Comment 1 Richard Biener 2016-03-18 08:42:33 UTC

I only see a single try {} finally {} generated by the FE.  It looks like
the remaining are generated by gimplification do be able to output CLOBBERs.

I think for large initializer lists it would be good to emit a sorry ()
and have a compile-time limit on their element count - is sth like this
allowed by the standard?  Because I can't see how generally emitting
more optimal code is possible at all...

Comment 2 Jonathan Wakely 2016-03-18 11:43:26 UTC

It's allowed by Annex B in the standard (although I don't see specific mention of a suggested minimum for the number of initializers in a braced-init-list):

Because computers are finite, C++ implementations are inevitably limited in the size of the programs
they can successfully process. Every implementation shall document those limitations where known. This
documentation may cite fixed limits where they exist, say how to compute variable limits as a function of
available resources, or say that fixed limits do not exist or are unknown.

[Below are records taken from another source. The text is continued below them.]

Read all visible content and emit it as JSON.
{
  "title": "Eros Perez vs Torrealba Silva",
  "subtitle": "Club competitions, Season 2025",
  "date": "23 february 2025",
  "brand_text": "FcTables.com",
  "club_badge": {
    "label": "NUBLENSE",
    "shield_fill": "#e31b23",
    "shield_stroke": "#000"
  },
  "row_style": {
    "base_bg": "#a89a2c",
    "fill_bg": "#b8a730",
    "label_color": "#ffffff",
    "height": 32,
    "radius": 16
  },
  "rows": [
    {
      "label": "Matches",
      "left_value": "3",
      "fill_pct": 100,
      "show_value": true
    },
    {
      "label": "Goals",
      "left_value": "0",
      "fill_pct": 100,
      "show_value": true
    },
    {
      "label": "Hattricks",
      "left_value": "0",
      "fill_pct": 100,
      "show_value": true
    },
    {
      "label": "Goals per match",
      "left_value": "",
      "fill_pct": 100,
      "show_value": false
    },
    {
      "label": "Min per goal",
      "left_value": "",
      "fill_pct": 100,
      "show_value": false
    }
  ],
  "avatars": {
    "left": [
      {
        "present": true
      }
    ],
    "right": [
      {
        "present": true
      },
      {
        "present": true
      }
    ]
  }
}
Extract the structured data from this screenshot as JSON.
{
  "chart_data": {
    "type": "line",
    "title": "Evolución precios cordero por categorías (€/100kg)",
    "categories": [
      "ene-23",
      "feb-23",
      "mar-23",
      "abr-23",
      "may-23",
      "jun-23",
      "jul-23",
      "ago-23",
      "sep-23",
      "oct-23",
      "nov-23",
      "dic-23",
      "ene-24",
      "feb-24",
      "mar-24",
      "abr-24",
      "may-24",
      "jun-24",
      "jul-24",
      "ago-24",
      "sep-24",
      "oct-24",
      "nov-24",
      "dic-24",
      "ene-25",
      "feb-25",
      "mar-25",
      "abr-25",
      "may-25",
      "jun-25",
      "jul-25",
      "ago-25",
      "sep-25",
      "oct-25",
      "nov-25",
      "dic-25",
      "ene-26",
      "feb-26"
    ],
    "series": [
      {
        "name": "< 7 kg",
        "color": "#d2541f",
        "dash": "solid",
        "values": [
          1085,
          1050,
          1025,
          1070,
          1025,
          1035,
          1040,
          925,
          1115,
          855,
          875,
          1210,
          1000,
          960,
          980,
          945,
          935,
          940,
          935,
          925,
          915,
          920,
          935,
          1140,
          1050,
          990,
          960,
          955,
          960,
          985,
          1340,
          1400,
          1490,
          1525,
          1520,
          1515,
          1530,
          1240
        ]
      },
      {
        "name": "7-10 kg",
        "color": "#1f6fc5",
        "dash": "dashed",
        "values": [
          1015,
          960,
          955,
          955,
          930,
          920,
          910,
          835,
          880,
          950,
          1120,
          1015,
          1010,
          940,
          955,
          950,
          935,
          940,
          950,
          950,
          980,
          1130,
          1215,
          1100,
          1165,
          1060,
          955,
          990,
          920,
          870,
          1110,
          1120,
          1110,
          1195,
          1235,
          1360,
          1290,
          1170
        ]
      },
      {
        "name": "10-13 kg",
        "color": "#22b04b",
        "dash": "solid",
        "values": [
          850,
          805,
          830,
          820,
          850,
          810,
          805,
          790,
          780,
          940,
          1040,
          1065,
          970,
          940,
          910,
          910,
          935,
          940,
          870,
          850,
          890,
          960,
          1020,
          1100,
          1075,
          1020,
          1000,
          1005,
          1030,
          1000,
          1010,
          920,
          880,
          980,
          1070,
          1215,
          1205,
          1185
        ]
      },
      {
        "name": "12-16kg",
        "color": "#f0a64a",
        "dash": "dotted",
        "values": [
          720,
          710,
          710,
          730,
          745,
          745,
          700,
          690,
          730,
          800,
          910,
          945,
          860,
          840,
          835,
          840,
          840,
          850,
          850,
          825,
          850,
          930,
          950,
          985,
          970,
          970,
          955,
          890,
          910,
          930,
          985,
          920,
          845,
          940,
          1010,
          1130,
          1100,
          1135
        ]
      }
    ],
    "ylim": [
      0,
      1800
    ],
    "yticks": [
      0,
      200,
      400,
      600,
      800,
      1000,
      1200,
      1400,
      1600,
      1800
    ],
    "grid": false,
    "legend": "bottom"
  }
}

Comment 3 Jakub Jelinek 2016-03-18 14:44:59 UTC

Let's look at
#include <string>
#include <vector>

int
main ()
{
  std::vector<std::string> v {
    "0", "1", "2"
  };
}

which is IMHO below the limit for the proposed optimization, but on the other side easier to explain.  We already have there
  const struct basic_string D.26903[3];
array, the proposal is if the C++ FE finds long enough range of initializers with the same type it can add also
  static const char *D.xxxxx[3] = { "0", "1", "2" };
    {
    struct vector v;

    try
      {
        std::allocator<char>::allocator (&D.26895);
        int D.yyyyy;
        D.yyyyy = 0;
        try
          {
            while (D.yyyyy < 3)
              {
                std::allocator<char>::allocator (&D.26895);
                std::basic_string<char>::basic_string (&D.26903[D.yyyyy], D.xxxxx[D.yyyyy], &D.26895);
              }
            ...
          }
        finally
          {
            // Destruct only what has been constructed already in reverse order, use D.yyyyy for that.
          }
      }
...

It doesn't have to be just char literals, it can be any other kind of constants, and it will certainly result in better generated code, unroller can unroll it if beneficial later, but it will help inlining etc., compared to having hundreds of thousands of statements just to construct something.

Comment 4 Jakub Jelinek 2017-05-02 15:56:38 UTC

GCC 7.1 has been released.

Comment 5 Richard Biener 2018-01-25 08:21:37 UTC

GCC 7.3 is being released, adjusting target milestone.